Le livre s’ouvre avec les mots de Carl Vausier. Il nous livre son histoire du début à la fin. C’est une personne qui a fait des études. Il écrit des livres. Il vit à Port-Au-Prince, capitale politique d’Haïti. Il Parle. Il nous parle. Avec ses mots. Oui, avec ses verbes et sa singularité. Il nous parle tout simplement, comme monsieur tout le monde. Il est certes écrivain, mais là, il n’est pas en train d’écrire un livre. Non, du tout. Il parle de ce qu’il a vécu et de ce qu’il vit. Ce qu’il dit est là. Il le dit. Subitement, le lecteur, celui-là qui lit ce qui est écrit, voit. Voit l’image de ces scènes qui sont là. Posé là avec un niveau de compréhension accessible à tous. Il parle tout simplement comme dans la vraie vie. Et c’est beau. Que c’est bon !

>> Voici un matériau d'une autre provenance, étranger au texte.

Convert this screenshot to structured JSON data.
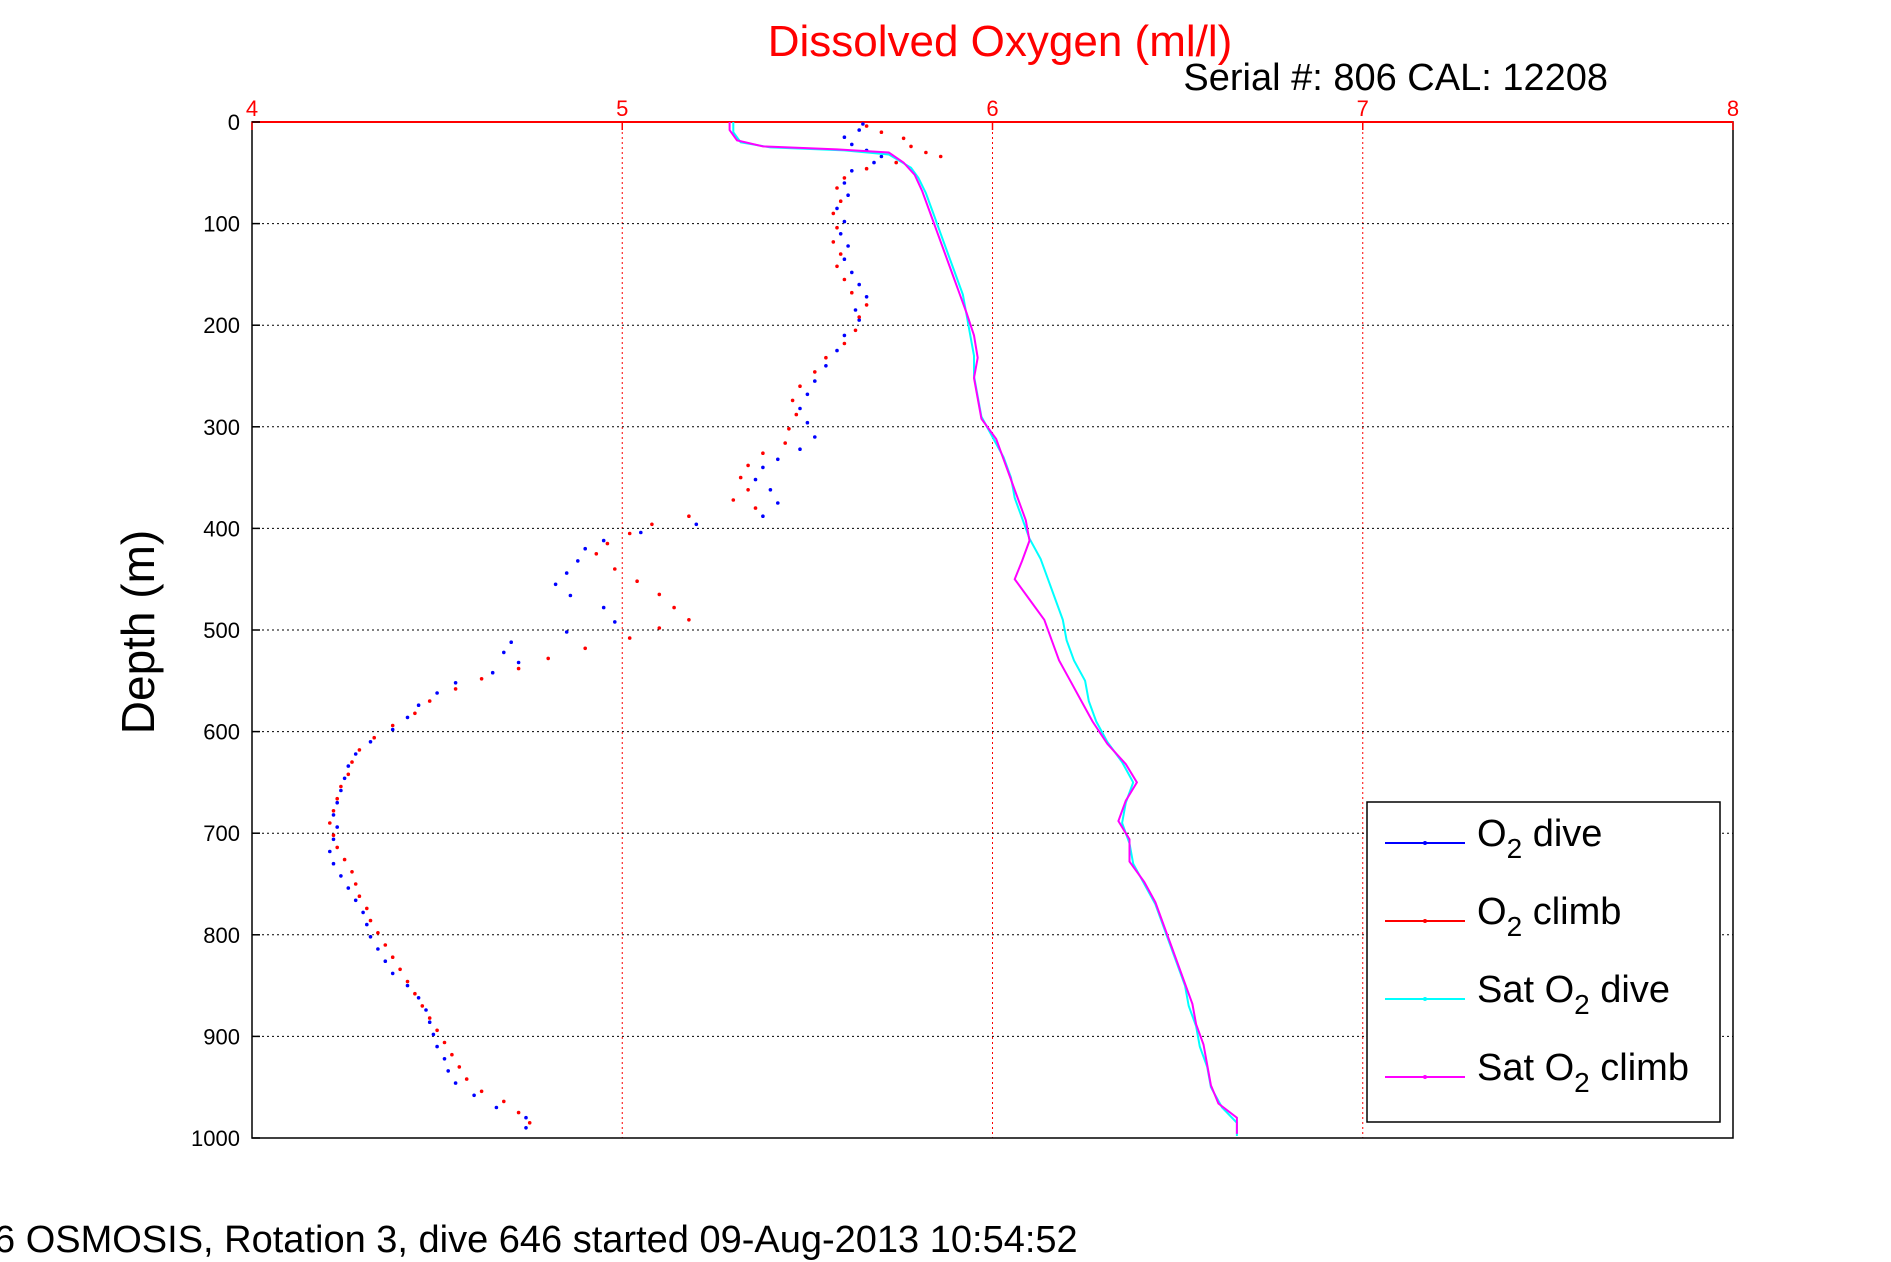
{
  "chart_data": {
    "type": "scatter",
    "title": "Dissolved Oxygen (ml/l)",
    "subtitle": "Serial #: 806  CAL: 12208",
    "ylabel": "Depth (m)",
    "xlabel": "",
    "footer": "6 OSMOSIS, Rotation 3, dive 646 started 09-Aug-2013 10:54:52",
    "xlim": [
      4,
      8
    ],
    "ylim": [
      0,
      1000
    ],
    "y_reversed": true,
    "x_axis_position": "top",
    "x_ticks": [
      4,
      5,
      6,
      7,
      8
    ],
    "y_ticks": [
      0,
      100,
      200,
      300,
      400,
      500,
      600,
      700,
      800,
      900,
      1000
    ],
    "grid": true,
    "legend_position": "bottom-right",
    "series": [
      {
        "name": "O2 dive",
        "label_main": "O",
        "label_sub": "2",
        "label_rest": " dive",
        "color": "#0000ff",
        "style": "points",
        "points": [
          [
            5.65,
            2
          ],
          [
            5.64,
            8
          ],
          [
            5.6,
            15
          ],
          [
            5.62,
            22
          ],
          [
            5.66,
            28
          ],
          [
            5.7,
            34
          ],
          [
            5.68,
            40
          ],
          [
            5.62,
            48
          ],
          [
            5.6,
            60
          ],
          [
            5.61,
            72
          ],
          [
            5.58,
            85
          ],
          [
            5.6,
            98
          ],
          [
            5.59,
            110
          ],
          [
            5.61,
            122
          ],
          [
            5.6,
            135
          ],
          [
            5.62,
            148
          ],
          [
            5.64,
            160
          ],
          [
            5.66,
            172
          ],
          [
            5.63,
            185
          ],
          [
            5.64,
            195
          ],
          [
            5.6,
            210
          ],
          [
            5.58,
            225
          ],
          [
            5.55,
            240
          ],
          [
            5.52,
            255
          ],
          [
            5.5,
            268
          ],
          [
            5.48,
            282
          ],
          [
            5.5,
            296
          ],
          [
            5.52,
            310
          ],
          [
            5.48,
            322
          ],
          [
            5.42,
            332
          ],
          [
            5.38,
            340
          ],
          [
            5.36,
            352
          ],
          [
            5.4,
            362
          ],
          [
            5.42,
            375
          ],
          [
            5.38,
            388
          ],
          [
            5.2,
            396
          ],
          [
            5.05,
            404
          ],
          [
            4.95,
            412
          ],
          [
            4.9,
            420
          ],
          [
            4.88,
            432
          ],
          [
            4.85,
            444
          ],
          [
            4.82,
            455
          ],
          [
            4.86,
            466
          ],
          [
            4.95,
            478
          ],
          [
            4.98,
            492
          ],
          [
            4.85,
            502
          ],
          [
            4.7,
            512
          ],
          [
            4.68,
            522
          ],
          [
            4.72,
            532
          ],
          [
            4.65,
            542
          ],
          [
            4.55,
            552
          ],
          [
            4.5,
            562
          ],
          [
            4.45,
            574
          ],
          [
            4.42,
            586
          ],
          [
            4.38,
            598
          ],
          [
            4.32,
            610
          ],
          [
            4.28,
            622
          ],
          [
            4.26,
            634
          ],
          [
            4.25,
            646
          ],
          [
            4.24,
            658
          ],
          [
            4.23,
            670
          ],
          [
            4.22,
            682
          ],
          [
            4.23,
            694
          ],
          [
            4.22,
            706
          ],
          [
            4.21,
            718
          ],
          [
            4.22,
            730
          ],
          [
            4.24,
            742
          ],
          [
            4.26,
            754
          ],
          [
            4.28,
            766
          ],
          [
            4.3,
            778
          ],
          [
            4.31,
            790
          ],
          [
            4.32,
            802
          ],
          [
            4.34,
            814
          ],
          [
            4.36,
            826
          ],
          [
            4.38,
            838
          ],
          [
            4.42,
            850
          ],
          [
            4.45,
            862
          ],
          [
            4.47,
            874
          ],
          [
            4.48,
            886
          ],
          [
            4.49,
            898
          ],
          [
            4.5,
            910
          ],
          [
            4.52,
            922
          ],
          [
            4.53,
            934
          ],
          [
            4.55,
            946
          ],
          [
            4.6,
            958
          ],
          [
            4.66,
            970
          ],
          [
            4.74,
            980
          ],
          [
            4.74,
            990
          ]
        ]
      },
      {
        "name": "O2 climb",
        "label_main": "O",
        "label_sub": "2",
        "label_rest": " climb",
        "color": "#ff0000",
        "style": "points",
        "points": [
          [
            5.66,
            4
          ],
          [
            5.7,
            10
          ],
          [
            5.76,
            16
          ],
          [
            5.78,
            24
          ],
          [
            5.82,
            30
          ],
          [
            5.86,
            34
          ],
          [
            5.74,
            40
          ],
          [
            5.66,
            46
          ],
          [
            5.6,
            55
          ],
          [
            5.58,
            65
          ],
          [
            5.59,
            78
          ],
          [
            5.57,
            90
          ],
          [
            5.58,
            104
          ],
          [
            5.57,
            118
          ],
          [
            5.59,
            130
          ],
          [
            5.58,
            142
          ],
          [
            5.6,
            155
          ],
          [
            5.62,
            168
          ],
          [
            5.66,
            180
          ],
          [
            5.64,
            192
          ],
          [
            5.63,
            205
          ],
          [
            5.6,
            218
          ],
          [
            5.55,
            232
          ],
          [
            5.52,
            246
          ],
          [
            5.48,
            260
          ],
          [
            5.46,
            274
          ],
          [
            5.47,
            288
          ],
          [
            5.45,
            302
          ],
          [
            5.44,
            316
          ],
          [
            5.38,
            326
          ],
          [
            5.34,
            338
          ],
          [
            5.32,
            350
          ],
          [
            5.34,
            362
          ],
          [
            5.3,
            372
          ],
          [
            5.36,
            380
          ],
          [
            5.18,
            388
          ],
          [
            5.08,
            396
          ],
          [
            5.02,
            405
          ],
          [
            4.96,
            415
          ],
          [
            4.93,
            425
          ],
          [
            4.98,
            440
          ],
          [
            5.04,
            452
          ],
          [
            5.1,
            465
          ],
          [
            5.14,
            478
          ],
          [
            5.18,
            490
          ],
          [
            5.1,
            498
          ],
          [
            5.02,
            508
          ],
          [
            4.9,
            518
          ],
          [
            4.8,
            528
          ],
          [
            4.72,
            538
          ],
          [
            4.62,
            548
          ],
          [
            4.55,
            558
          ],
          [
            4.48,
            570
          ],
          [
            4.44,
            582
          ],
          [
            4.38,
            594
          ],
          [
            4.33,
            606
          ],
          [
            4.29,
            618
          ],
          [
            4.27,
            630
          ],
          [
            4.26,
            642
          ],
          [
            4.24,
            654
          ],
          [
            4.23,
            666
          ],
          [
            4.22,
            678
          ],
          [
            4.21,
            690
          ],
          [
            4.22,
            702
          ],
          [
            4.23,
            714
          ],
          [
            4.25,
            726
          ],
          [
            4.27,
            738
          ],
          [
            4.28,
            750
          ],
          [
            4.29,
            762
          ],
          [
            4.31,
            774
          ],
          [
            4.32,
            786
          ],
          [
            4.34,
            798
          ],
          [
            4.36,
            810
          ],
          [
            4.38,
            822
          ],
          [
            4.4,
            834
          ],
          [
            4.42,
            846
          ],
          [
            4.44,
            858
          ],
          [
            4.46,
            870
          ],
          [
            4.48,
            882
          ],
          [
            4.5,
            894
          ],
          [
            4.52,
            906
          ],
          [
            4.54,
            918
          ],
          [
            4.56,
            930
          ],
          [
            4.58,
            942
          ],
          [
            4.62,
            954
          ],
          [
            4.68,
            964
          ],
          [
            4.72,
            975
          ],
          [
            4.75,
            985
          ]
        ]
      },
      {
        "name": "Sat O2 dive",
        "label_main": "Sat O",
        "label_sub": "2",
        "label_rest": " dive",
        "color": "#00ffff",
        "style": "line",
        "points": [
          [
            5.3,
            0
          ],
          [
            5.3,
            10
          ],
          [
            5.32,
            20
          ],
          [
            5.4,
            25
          ],
          [
            5.6,
            28
          ],
          [
            5.72,
            32
          ],
          [
            5.78,
            45
          ],
          [
            5.8,
            55
          ],
          [
            5.82,
            70
          ],
          [
            5.84,
            90
          ],
          [
            5.86,
            110
          ],
          [
            5.88,
            130
          ],
          [
            5.9,
            150
          ],
          [
            5.92,
            170
          ],
          [
            5.93,
            190
          ],
          [
            5.94,
            210
          ],
          [
            5.95,
            230
          ],
          [
            5.95,
            250
          ],
          [
            5.96,
            270
          ],
          [
            5.97,
            290
          ],
          [
            6.0,
            310
          ],
          [
            6.03,
            330
          ],
          [
            6.05,
            350
          ],
          [
            6.06,
            370
          ],
          [
            6.08,
            390
          ],
          [
            6.1,
            410
          ],
          [
            6.13,
            430
          ],
          [
            6.15,
            450
          ],
          [
            6.17,
            470
          ],
          [
            6.19,
            490
          ],
          [
            6.2,
            510
          ],
          [
            6.22,
            530
          ],
          [
            6.25,
            550
          ],
          [
            6.26,
            570
          ],
          [
            6.28,
            590
          ],
          [
            6.31,
            610
          ],
          [
            6.35,
            630
          ],
          [
            6.38,
            650
          ],
          [
            6.36,
            670
          ],
          [
            6.35,
            690
          ],
          [
            6.37,
            710
          ],
          [
            6.38,
            730
          ],
          [
            6.41,
            750
          ],
          [
            6.44,
            770
          ],
          [
            6.46,
            790
          ],
          [
            6.48,
            810
          ],
          [
            6.5,
            830
          ],
          [
            6.52,
            850
          ],
          [
            6.53,
            870
          ],
          [
            6.55,
            890
          ],
          [
            6.56,
            910
          ],
          [
            6.58,
            930
          ],
          [
            6.59,
            950
          ],
          [
            6.62,
            970
          ],
          [
            6.66,
            985
          ],
          [
            6.66,
            998
          ]
        ]
      },
      {
        "name": "Sat O2 climb",
        "label_main": "Sat O",
        "label_sub": "2",
        "label_rest": " climb",
        "color": "#ff00ff",
        "style": "line",
        "points": [
          [
            5.29,
            0
          ],
          [
            5.29,
            8
          ],
          [
            5.31,
            18
          ],
          [
            5.38,
            24
          ],
          [
            5.58,
            27
          ],
          [
            5.72,
            30
          ],
          [
            5.76,
            40
          ],
          [
            5.79,
            52
          ],
          [
            5.81,
            68
          ],
          [
            5.83,
            88
          ],
          [
            5.85,
            108
          ],
          [
            5.87,
            128
          ],
          [
            5.89,
            148
          ],
          [
            5.91,
            168
          ],
          [
            5.93,
            188
          ],
          [
            5.95,
            210
          ],
          [
            5.96,
            232
          ],
          [
            5.95,
            252
          ],
          [
            5.96,
            272
          ],
          [
            5.97,
            292
          ],
          [
            6.01,
            312
          ],
          [
            6.03,
            332
          ],
          [
            6.05,
            352
          ],
          [
            6.07,
            372
          ],
          [
            6.09,
            392
          ],
          [
            6.1,
            412
          ],
          [
            6.08,
            432
          ],
          [
            6.06,
            450
          ],
          [
            6.1,
            470
          ],
          [
            6.14,
            490
          ],
          [
            6.16,
            510
          ],
          [
            6.18,
            530
          ],
          [
            6.21,
            550
          ],
          [
            6.24,
            570
          ],
          [
            6.27,
            590
          ],
          [
            6.31,
            612
          ],
          [
            6.36,
            632
          ],
          [
            6.39,
            650
          ],
          [
            6.36,
            668
          ],
          [
            6.34,
            688
          ],
          [
            6.37,
            706
          ],
          [
            6.37,
            728
          ],
          [
            6.41,
            748
          ],
          [
            6.44,
            768
          ],
          [
            6.46,
            788
          ],
          [
            6.48,
            808
          ],
          [
            6.5,
            828
          ],
          [
            6.52,
            848
          ],
          [
            6.54,
            868
          ],
          [
            6.55,
            888
          ],
          [
            6.57,
            908
          ],
          [
            6.58,
            928
          ],
          [
            6.59,
            948
          ],
          [
            6.61,
            966
          ],
          [
            6.66,
            980
          ],
          [
            6.66,
            996
          ]
        ]
      }
    ]
  }
}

Carl Vausier a rencontré Valencia dans un cimetière. C’est une dame galante qui se bat comme elle peut pour survivre dans ce monde où seuls les plus forts ont le plus de chance de s’en sortir. Dans ce cimetière, son lieu de travail ou lieu de survie, les clients viennent rechercher la chance. Eh oui, il se dit que son entrejambe porte chance !

La relation que Carl entretient avec Valencia n’a rien de sexuel et ne contient aucune superstition. Il est en pleine dépression, dégression, pour mieux dire, il est paumé. Très paumé. Il voit dans l’aide qu’il veut donner à Valencia une sorte de rédemption, un nouveau souffle qui lui permettrait de rebondir…

Pour faire cours, pour faire simple, on peut dire que ce livre est la grande histoire de deux personnes paumées…

Cette œuvre pourrait même être considérée comme une grande histoire d’Amour, c’est un gros coup de cœur !

La fin laisse un peu sur la faim. À la fermeture de cet ouvrage, on pourrait se dire : « Il me faut aller rencontrer Gary Victor à Port-au-Prince (Haïti) pour qu’il me raconte une autre fin. Pour qu’il me parle davantage de Valencia. Qu’il me promette au moins la suite, un tome 2 ! ».